Der BGH hat hierzu nun folgendes ausgeführt: Voraussetzung einer Zurechnung fiktiver Einkünfte ist zunächst, dass der Unterhaltspflichtige die ihm zumutbaren Anstrengungen, eine angemessene Erwerbstätigkeit zu finden, nicht oder nicht ausreichend unternommen hat und dass bei genügenden Bemühungen eine reale Beschäftigungschance bestanden hätte. Geht der Unterhaltspflichtige schon einer vollschichtigen Erwerbstätigkeit nach, sind aber die Grenzen des Arbeitszeitgesetzes zu beachten. Nach § 3 ArbZG darf die werktägliche Arbeitszeit der Arbeitnehmer acht Stunden nicht überschreiten. Ausnahmen kommen nur in engen Grenzen in Betracht. Nach § 9 Abs. 1 ArbZG dürfen Arbeitnehmer außerdem an Sonn- und gesetzlichen Feiertagen grundsätzlich nicht beschäftigt werden. Damit ist die wöchentliche Arbeitszeit regelmäßig auf (6 Tage x 8 Stunden =) 48 Stunden begrenzt. Da die meisten Arbeitnehmer von Montag bis Freitag 8 Stunden täglich arbeiten, bleibt nur noch der Samstag als der Tag übrig, an dem ein Nebenjob ausgeübt werden kann. Im Rahmen der Zurechnung fiktiver Nebenverdienste ist aber – so der BGH - weiterhin zu prüfen, ob und in welchem Umfang es dem Unterhaltspflichtigen unter Abwägung seiner von ihm darzulegenden besonderen Lebens- und Arbeitssituation einerseits und der Bedarfslage des Unterhaltsberechtigten andererseits zugemutet werden kann, eine Nebentätigkeit auszuüben. So muss z.B. auch überprüft werden, ob ein Nebenjob mit dem Umgangsrecht des Unterhaltspflichtigen, (welches in dem meisten Fällen an jedem zweiten Wochenende ausgeübt wird) zu vereinbaren ist.

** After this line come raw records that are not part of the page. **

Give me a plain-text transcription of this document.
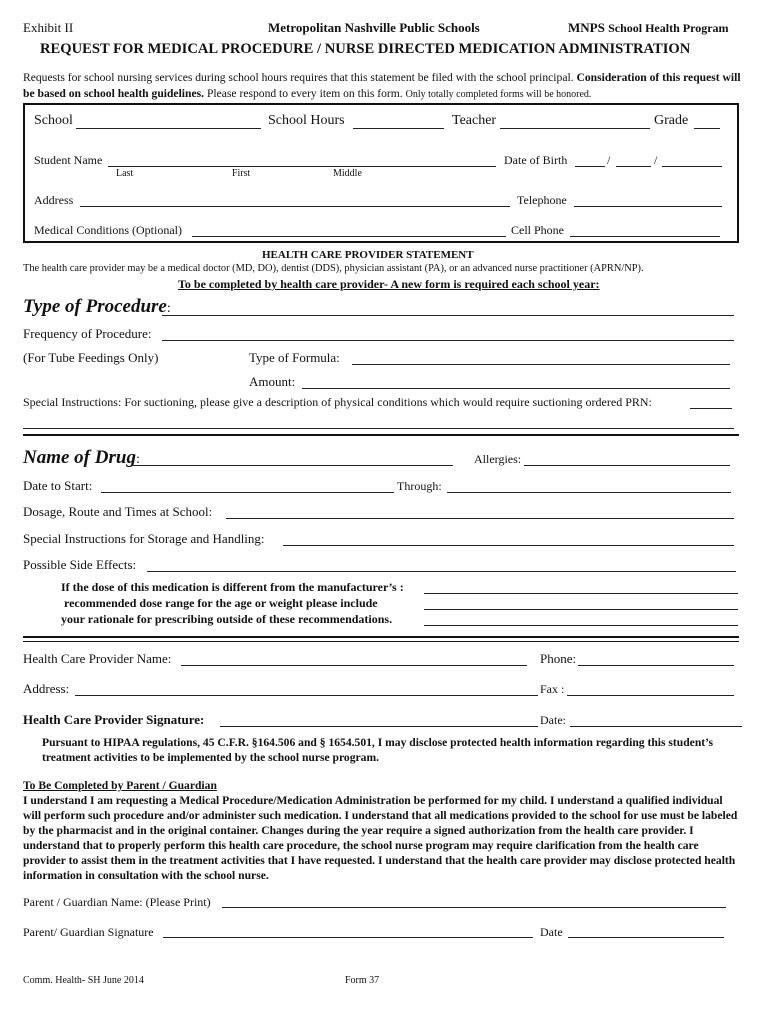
Exhibit II	Metropolitan Nashville Public Schools	MNPS School Health Program
REQUEST FOR MEDICAL PROCEDURE / NURSE DIRECTED MEDICATION ADMINISTRATION
Requests for school nursing services during school hours requires that this statement be filed with the school principal. Consideration of this request will be based on school health guidelines. Please respond to every item on this form. Only totally completed forms will be honored.
School	School Hours	Teacher	Grade
Student Name
Last	First	Middle
Date of Birth	/	/
Address	Telephone
Medical Conditions (Optional)	Cell Phone
HEALTH CARE PROVIDER STATEMENT
The health care provider may be a medical doctor (MD, DO), dentist (DDS), physician assistant (PA), or an advanced nurse practitioner (APRN/NP).
To be completed by health care provider- A new form is required each school year:
Type of Procedure:
Frequency of Procedure:
(For Tube Feedings Only)	Type of Formula:
Amount:
Special Instructions: For suctioning, please give a description of physical conditions which would require suctioning ordered PRN:
Name of Drug:	Allergies:
Date to Start:	Through:
Dosage, Route and Times at School:
Special Instructions for Storage and Handling:
Possible Side Effects:
If the dose of this medication is different from the manufacturer’s :
recommended dose range for the age or weight please include
your rationale for prescribing outside of these recommendations.
Health Care Provider Name:	Phone:
Address:	Fax :
Health Care Provider Signature:	Date:
Pursuant to HIPAA regulations, 45 C.F.R. §164.506 and § 1654.501, I may disclose protected health information regarding this student’s treatment activities to be implemented by the school nurse program.
To Be Completed by Parent / Guardian
I understand I am requesting a Medical Procedure/Medication Administration be performed for my child. I understand a qualified individual will perform such procedure and/or administer such medication. I understand that all medications provided to the school for use must be labeled by the pharmacist and in the original container. Changes during the year require a signed authorization from the health care provider. I understand that to properly perform this health care procedure, the school nurse program may require clarification from the health care provider to assist them in the treatment activities that I have requested. I understand that the health care provider may disclose protected health information in consultation with the school nurse.
Parent / Guardian Name: (Please Print)
Parent/ Guardian Signature	Date
Comm. Health- SH June 2014	Form 37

Der BGH hat außerdem noch darauf hingewiesen, dass die Zurechnung fiktiver Einkünfte eine reale Beschäftigungschance voraussetzt. Die Gerichte müssen deswegen prüfen, ob es Nebentätigkeiten entsprechender Art für den Unterhaltspflichtigen überhaupt gibt und der Aufnahme einer solchen Tätigkeit keine rechtlichen Hindernisse entgegenstehen, für die der Unterhaltspflichtige allerdings darlegungs- und beweispflichtig ist.
Die Entscheidung des BGH wird zur Folge haben, dass die Zurechnung fiktiver Einkünfte nur auf Ausnahmefälle beschränkt sein wird. Wenn der Unterhaltsschuldner vollschichtig arbeitet und er das Umgangsrecht im üblichen Umfang ausübt, wird die Ausübung eines Nebenjobs nicht erwartet werden können.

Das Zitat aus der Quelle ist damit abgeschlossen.